The Wisdom of G. K. Chesterton (Excursus 3)

"The sense of the miracle of humanity itself should be always more vivid to us than any marvels of power, intellect, art, or civilization. The mere man on two legs, as such, should be felt as something more heartbreaking than any music and more startling than any caricature. Death is more tragic even than death by starvation. Having a nose is more comic even than having a Norman nose."

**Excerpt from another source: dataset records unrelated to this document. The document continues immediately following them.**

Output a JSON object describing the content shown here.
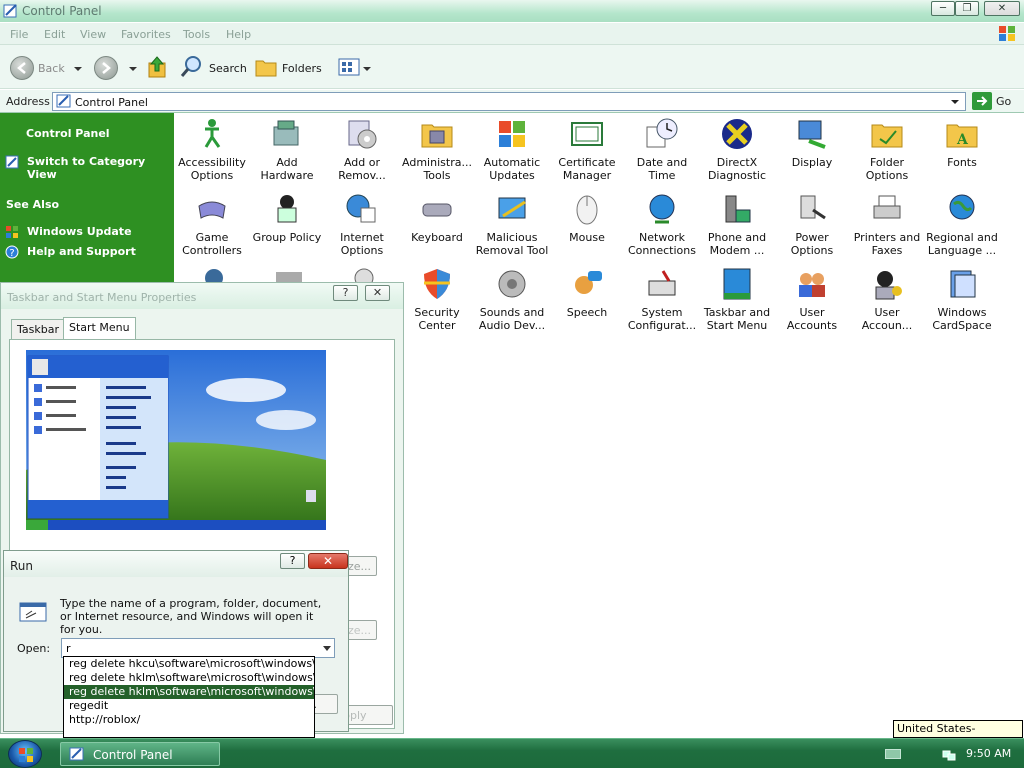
{
  "window": {
    "title": "Control Panel"
  },
  "menu": [
    "File",
    "Edit",
    "View",
    "Favorites",
    "Tools",
    "Help"
  ],
  "toolbar": {
    "back": "Back",
    "search": "Search",
    "folders": "Folders"
  },
  "address": {
    "label": "Address",
    "value": "Control Panel",
    "go": "Go"
  },
  "sidebar": {
    "title": "Control Panel",
    "switch_link": "Switch to Category View",
    "see_also": "See Also",
    "links": [
      "Windows Update",
      "Help and Support"
    ]
  },
  "items": [
    "Accessibility Options",
    "Add Hardware",
    "Add or Remov...",
    "Administra... Tools",
    "Automatic Updates",
    "Certificate Manager",
    "Date and Time",
    "DirectX Diagnostic",
    "Display",
    "Folder Options",
    "Fonts",
    "Game Controllers",
    "Group Policy",
    "Internet Options",
    "Keyboard",
    "Malicious Removal Tool",
    "Mouse",
    "Network Connections",
    "Phone and Modem ...",
    "Power Options",
    "Printers and Faxes",
    "Regional and Language ...",
    "Security Center",
    "Sounds and Audio Dev...",
    "Speech",
    "System Configurat...",
    "Taskbar and Start Menu",
    "User Accounts",
    "User Accoun...",
    "Windows CardSpace"
  ],
  "taskbar_dialog": {
    "title": "Taskbar and Start Menu Properties",
    "tabs": [
      "Taskbar",
      "Start Menu"
    ],
    "customize": "ze...",
    "customize2": "ze...",
    "apply": "pply",
    "help": "?",
    "close": "✕"
  },
  "run": {
    "title": "Run",
    "description": "Type the name of a program, folder, document, or Internet resource, and Windows will open it for you.",
    "open_label": "Open:",
    "input_value": "r",
    "ok_partial": "..",
    "help": "?",
    "close": "✕",
    "suggestions": [
      "reg delete hkcu\\software\\microsoft\\windows\\cu",
      "reg delete hklm\\software\\microsoft\\windows\\cu",
      "reg delete hklm\\software\\microsoft\\windows\\cu",
      "regedit",
      "http://roblox/"
    ],
    "selected_index": 2
  },
  "taskbar": {
    "task_label": "Control Panel",
    "time": "9:50 AM",
    "language_tooltip": "United States-International"
  },
  "colors": {
    "sidebar": "#2e9022",
    "taskbar": "#1f6e3f",
    "selection": "#24612a"
  }
}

This insight has come to me before in a slightly different form. Recent reading I have done has made me wonder not so much at the beauty of the world (the fact of a nose, as Chesterton might put it) but in our ability to appreciate that beauty. It is just as easily conceivable to me that humanity should have no aesthetic at all, that we should look on the mountains or the stars or the face of a lovely woman and feel absolutely no sense of joy intrinsic in the beholding. That we have been given the ability to appreciate the mountains, to imbibe of their grandeur and experience delight simply by seeing them, is more beautiful to me than any particular beauty that may be enjoyed.

From there, I certainly agree with Chesterton that the very fact of the nose is more comical than the amusing nose. That we have legs is more fantastic than any place those legs may carry us. That we have hands is more spectacular than any monument those hands can build. But before that, the very fact that Chesterton can be heartbroken by the beauty of it is itself more beautiful still.